Abstract

REM sleep is the stage associated with vivid dream mentation, desynchronous cortical EEG, and atonia of antigravitary muscles. REM sleep behavior disorder (RBD) is characterized by the intermittent loss of REM sleep atonia and by the appearance of elaborate motor activity associated with dream mentation. The animal model of REM sleep without atonia indicates that lesions to the perilocus coeruleus disrupt the excitatory connection to the nucleus reticularis magnocellularis in the descending medullary reticular formation and disable the hyperpolarization of the alpha spinal motoneurons.

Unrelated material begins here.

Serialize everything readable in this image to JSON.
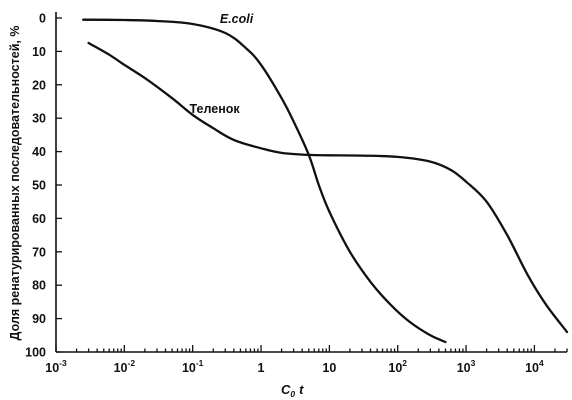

Extensive neurologic evaluations in humans suffering from both idiopathic and symptomatic forms have not identified specific lesions; however, findings in some patients suggest that diffuse lesions of the hemispheres, bilateral thalamic abnormalities, or primary brain-stem lesions may result in the RBD. Symptomatic RBD cases are associated with several neurologic disorders such as dementia, cerebrovascular diseases, multiple sclerosis, brain-stem neoplasm. RBD has been often documented to precede or to co-occur with neurodegenerative disorders, such as dementia, Parkinson's disease and multiple system atrophy. Most importantly, RBD is readily diagnosable and treatable. Patients and their bed partners usually report immediate improvement in sleep-related motor behavior with small doses of clonazepam.